526.5 Live Scorpions
February 24, 2020 8:24 AM   Subscribe

 
526.7 Dead Animals or Parts of Animals
posted by logicpunk at 8:28 AM on February 24, 2020


Only queen honeybees may be shipped by air transportation.

As is befitting nobility.
posted by Fizz at 8:29 AM on February 24, 2020 [17 favorites]




I'm not sure how that half scorpion is still alive.
posted by madcaptenor at 8:38 AM on February 24, 2020 [1 favorite]


Each queen honeybee shipped via air transportation may be accompanied by up to eight attendant honeybees.

We've gotten ants through the mail for an ant farm, and preserved dead animals for dissection (frog, worm, cricket, crayfish &c). A friend of mine has received honeybees, and baby chicks. The baby chicks were something of a surprise to me.

For some reason this:

Dead animals or parts of animals include two groups of items:
Group A: Items that need to be refrigerated.
Group B: Items that must be dried.


reminded me of Borges and the taxonomy he drew from the imaginary book, The Celestial Emporium of Benevolent Knowledge, which many of you will, I am sure, have seen before. Something about the cadence of it.
animals are divided into:

1. those that belong to the Emperor,
2. embalmed ones,
3. those that are trained,
4. suckling pigs,
5. mermaids,
6. fabulous ones,
7. stray dogs,
8. those included in the present classification,
9. those that tremble as if they were mad,
10. innumerable ones,
11. those drawn with a very fine camelhair brush,
12. others,
13. those that have just broken a flower vase,
14. those that from a long way off look like flies.
Any of these may be shipped for $4.61 in Canadian money. Postage must be paid in exact change. They must be shipped only by water. Those that belong to the emperor may have up to 8 attendant animals.
posted by Orlop at 8:41 AM on February 24, 2020 [22 favorites]


Depends on which half.
posted by Huffy Puffy at 8:42 AM on February 24, 2020 [1 favorite]

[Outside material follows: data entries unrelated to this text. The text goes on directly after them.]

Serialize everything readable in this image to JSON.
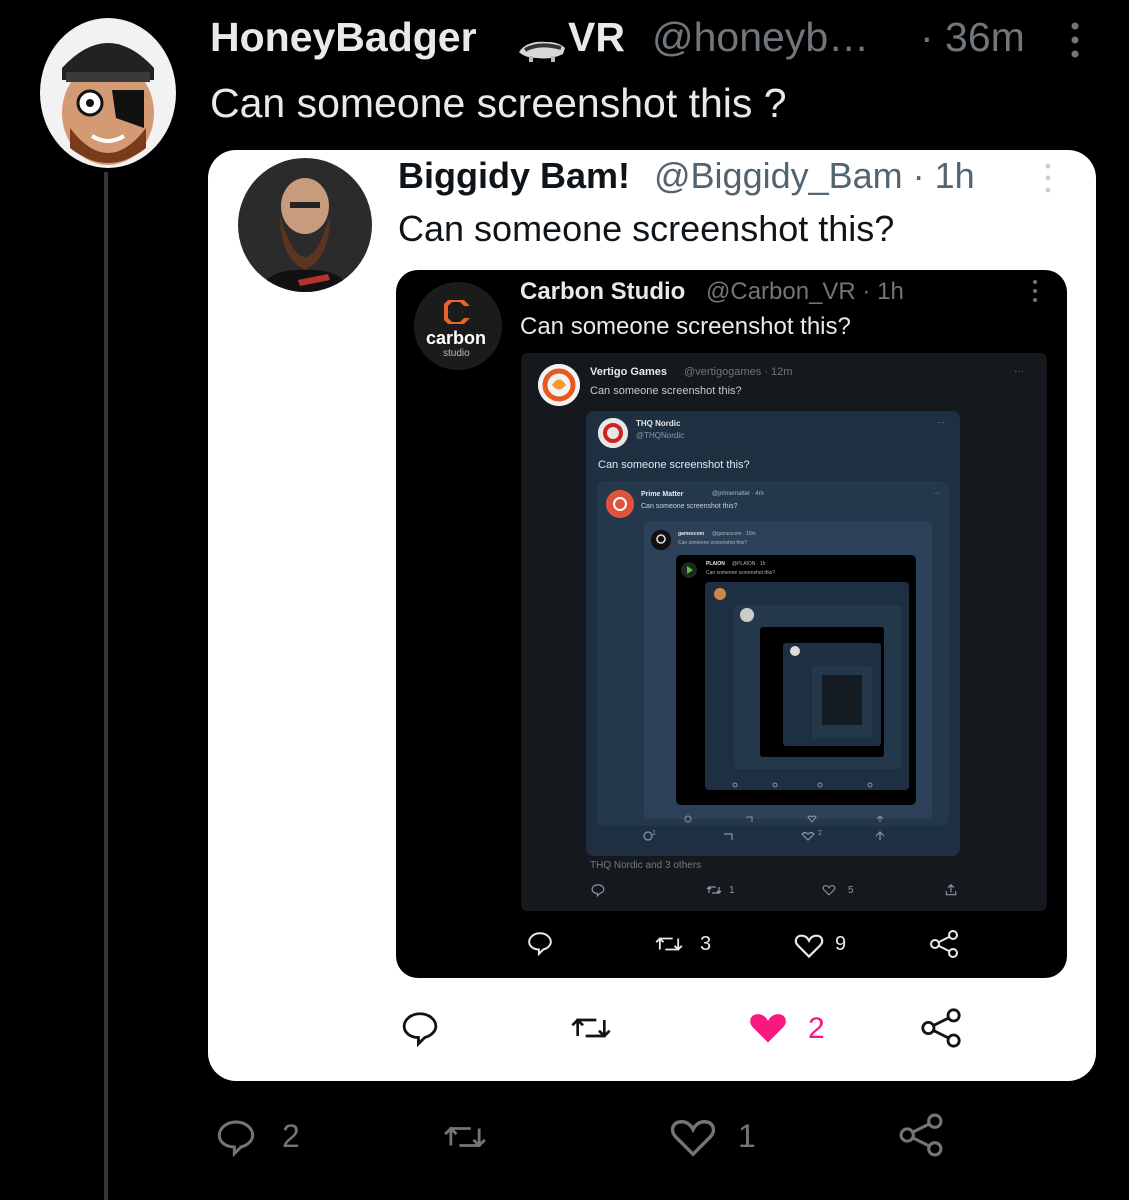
{
  "outer": {
    "name": "HoneyBadger",
    "name_suffix": "VR",
    "handle": "@honeyb…",
    "time": "· 36m",
    "text": "Can someone screenshot this ?",
    "actions": {
      "replies": "2",
      "retweets": "",
      "likes": "1"
    }
  },
  "quote1": {
    "name": "Biggidy Bam!",
    "handle": "@Biggidy_Bam · 1h",
    "text": "Can someone screenshot this?",
    "actions": {
      "likes": "2"
    },
    "colors": {
      "like": "#f91880"
    }
  },
  "quote2": {
    "name": "Carbon Studio",
    "handle": "@Carbon_VR · 1h",
    "text": "Can someone screenshot this?",
    "logo_text": "carbon",
    "logo_sub": "studio",
    "actions": {
      "retweets": "3",
      "likes": "9"
    }
  },
  "quote3": {
    "name": "Vertigo Games",
    "handle": "@vertigogames · 12m",
    "text": "Can someone screenshot this?",
    "more": "···",
    "liked_by": "THQ Nordic and 3 others",
    "actions": {
      "retweets": "1",
      "likes": "5"
    }
  },
  "quote4": {
    "name": "THQ Nordic",
    "handle": "@THQNordic",
    "text": "Can someone screenshot this?",
    "more": "···",
    "actions": {
      "replies": "1",
      "likes": "2"
    }
  },
  "quote5": {
    "name": "Prime Matter",
    "handle": "@primematter · 4m",
    "text": "Can someone screenshot this?",
    "more": "···"
  },
  "quote6": {
    "name": "gamescom",
    "handle": "@gamescom · 10m",
    "text": "Can someone screenshot this?"
  },
  "quote7": {
    "name": "PLAION",
    "handle": "@PLAION · 1h",
    "text": "Can someone screenshot this?"
  }
}
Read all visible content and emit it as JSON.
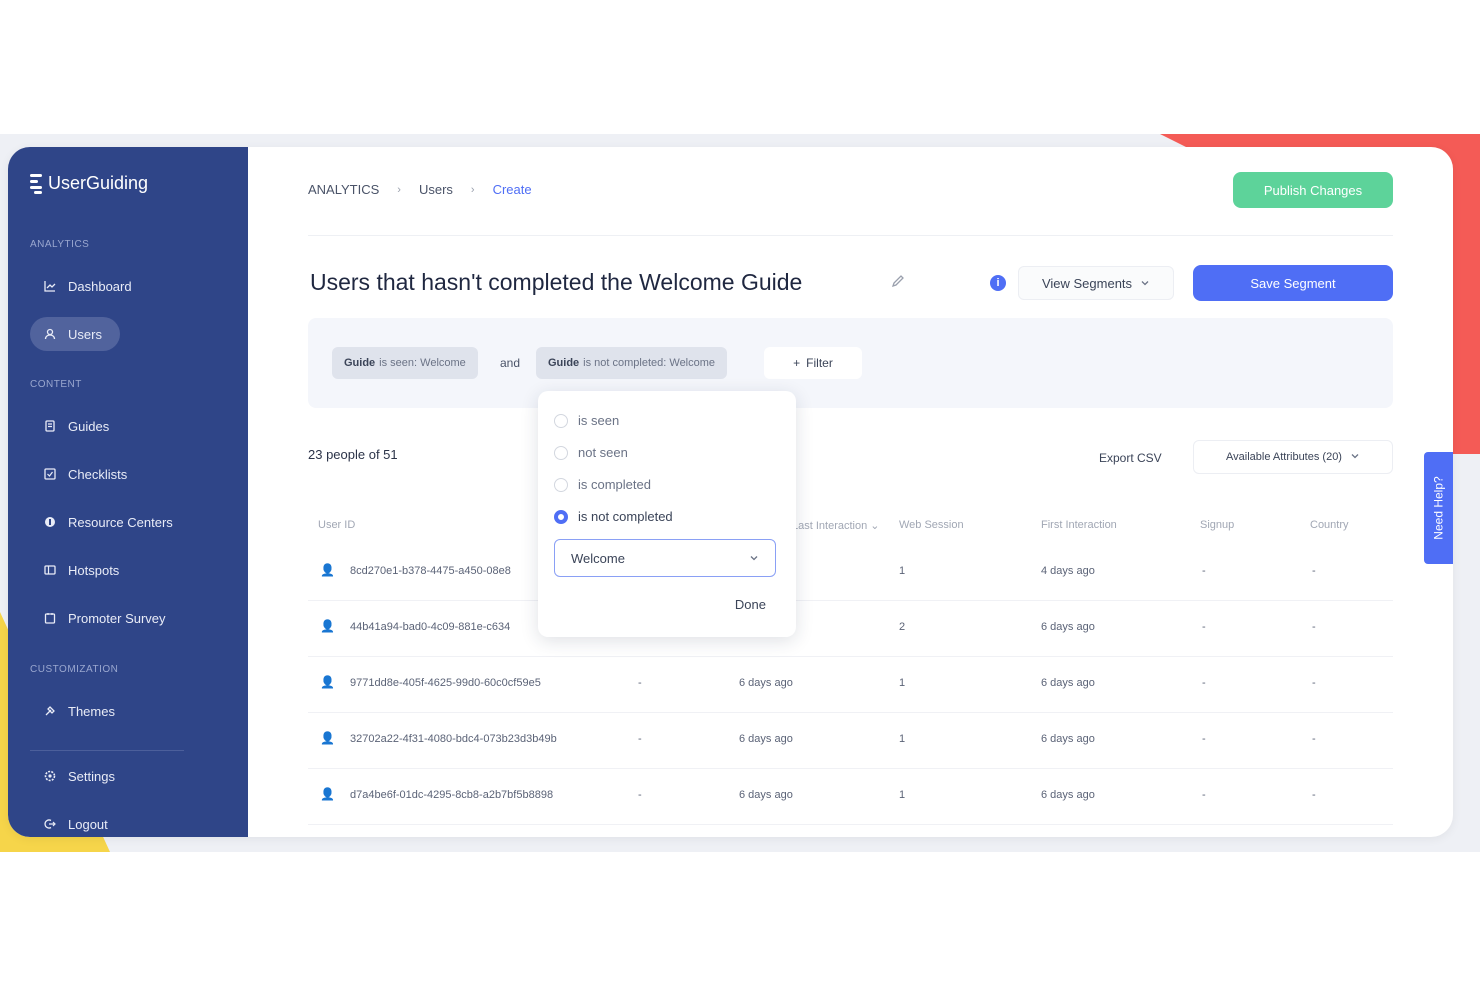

Each queen honeybee shipped via air transportation may be accompanied by up to eight attendant honeybees.

As emotional support honeybees, presumably?
posted by Paul Slade at 8:45 AM on February 24, 2020 [4 favorites]


By the way, live humans are non-mailable. Section 525.2 addresses this, but doesn't explicitly mention humans - it just says that live, warm-blooded animals aren't mailable. Apparently people tried mailing kids in 1913 and 1914 (Parcel Post had a weight limit of 50 pounds at the time). Atlas Obscura has a short history of human mail.
posted by madcaptenor at 8:46 AM on February 24, 2020 [6 favorites]


MetaFilter: Small, Harmless, Cold–Blooded Animals (526.6)
posted by The Bellman at 8:48 AM on February 24, 2020 [3 favorites]


I briefly moonlit for FedEx a bit over 20 years ago, and personally handled a box of live crickets (had air holes in the side, through which I could see and hear them) and also some live lobsters being shipped from Maine (very securely wrapped). Having packages break open was a regular occurrence in the evening sort, and I kind of wanted to see a live lobster waving its rubberbanded claws around on the line. No such luck.
posted by Halloween Jack at 8:56 AM on February 24, 2020 [1 favorite]


It's curious that "526.7 Dead Animals or Parts of Animals" is a subhead under "526 Mailable Live Animals."
posted by sjswitzer at 8:59 AM on February 24, 2020


Is this some kind of King Solomon style test to see who truly cares for their 527 scorpions?
posted by wordless reply at 9:00 AM on February 24, 2020 [3 favorites]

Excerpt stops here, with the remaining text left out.